Before I go further, the symbol cache is basically a map from atomic value (like a string) to symbol, something like Map<String, StringSymbol> strings .

So, I started hunting around and quickly discovered Java’s support for weak references (I cheated a bit because I already knew they existed, just hadn’t used them before). A weak reference is a reference that does not stop the garbage collector from reclaiming an object. Nice.  Even better, Java includes WeakHashMap which sounds kind of like what I want, i.e. a map that will remove entries when a value is garbage collected. Unfortunately, WeakHashMap puts a weak reference on keys rather than values which is the opposite of what I want.

Next, I started looking into using a ReferenceQueue to implement what I wanted. This didn’t look that fun, but thankfully I stumbled upon the Google Collections API. It includes a Map implementation for all combinations of key/value reference types. Better yet, it even works.  Here’s what one of the map declarations looks like:

    private static <K, V> Map<K, V> newReferenceMap()
    {
        return new ReferenceMap<K, V>(ReferenceType.STRONG, ReferenceType.WEAK);
    }

    private Map<String, StringSymbolImpl> symConstants = newReferenceMap();

I used a static helper method to make the instantiation a little cleaner since I had to do it once for each type of symbol.

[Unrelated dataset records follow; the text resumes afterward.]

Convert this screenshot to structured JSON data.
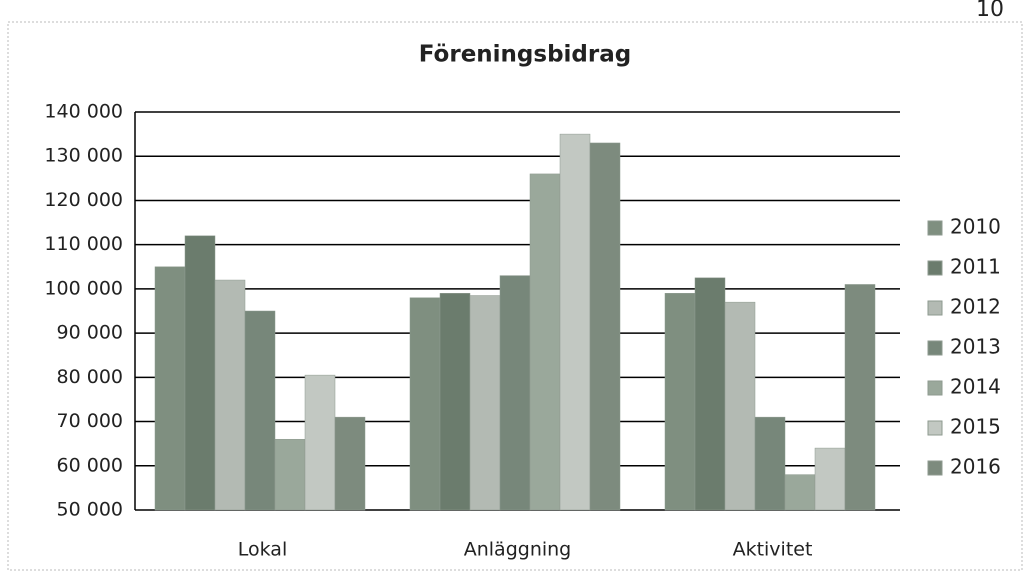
{
  "page_number": "10",
  "chart_data": {
    "type": "bar",
    "title": "Föreningsbidrag",
    "categories": [
      "Lokal",
      "Anläggning",
      "Aktivitet"
    ],
    "series": [
      {
        "name": "2010",
        "color": "#7f8f80",
        "values": [
          105000,
          98000,
          99000
        ]
      },
      {
        "name": "2011",
        "color": "#6b7c6d",
        "values": [
          112000,
          99000,
          102500
        ]
      },
      {
        "name": "2012",
        "color": "#b3bab3",
        "values": [
          102000,
          98500,
          97000
        ]
      },
      {
        "name": "2013",
        "color": "#77877a",
        "values": [
          95000,
          103000,
          71000
        ]
      },
      {
        "name": "2014",
        "color": "#9aa89b",
        "values": [
          66000,
          126000,
          58000
        ]
      },
      {
        "name": "2015",
        "color": "#c2c8c2",
        "values": [
          80500,
          135000,
          64000
        ]
      },
      {
        "name": "2016",
        "color": "#7d8b7e",
        "values": [
          71000,
          133000,
          101000
        ]
      }
    ],
    "ylim": [
      50000,
      140000
    ],
    "yticks": [
      {
        "value": 50000,
        "label": "50 000"
      },
      {
        "value": 60000,
        "label": "60 000"
      },
      {
        "value": 70000,
        "label": "70 000"
      },
      {
        "value": 80000,
        "label": "80 000"
      },
      {
        "value": 90000,
        "label": "90 000"
      },
      {
        "value": 100000,
        "label": "100 000"
      },
      {
        "value": 110000,
        "label": "110 000"
      },
      {
        "value": 120000,
        "label": "120 000"
      },
      {
        "value": 130000,
        "label": "130 000"
      },
      {
        "value": 140000,
        "label": "140 000"
      }
    ],
    "grid": true,
    "legend": "right"
  }
}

I mentioned that it even works. Here’s my unit test that I used to convince myself:

    @Test
    public void testGarbageCollectedSymbolsAreRemovedFromCache()
    {
        for(int i = 0; i < 1000; ++i)
        {
            assertNotNull(syms.createInteger(i));
            assertNotNull(syms.createString(Integer.toString(i)));
        }
        // Why do I believe this test works? Because it fails if I remove the
        // call to the garbage collector here :)
        System.gc();
        for(int i = 0; i < 1000; ++i)
        {
            assertNull(syms.findInteger(i));
            assertNull(syms.findString(Integer.toString(i)));
        }
    }

Anyway, that was a bunch of time saved. As a bonus, Google Collections includes a number of other useful functions and classes. All of the stuff you wish was in Java’s Collections class, but isn’t. Especially handy was the composite iterator implementation. You give it a list of iterators and it returns an iterator that will iterate over each in turn. This was great for creating a natural interface for some of Soar’s weirder iterable data structures, like working memory.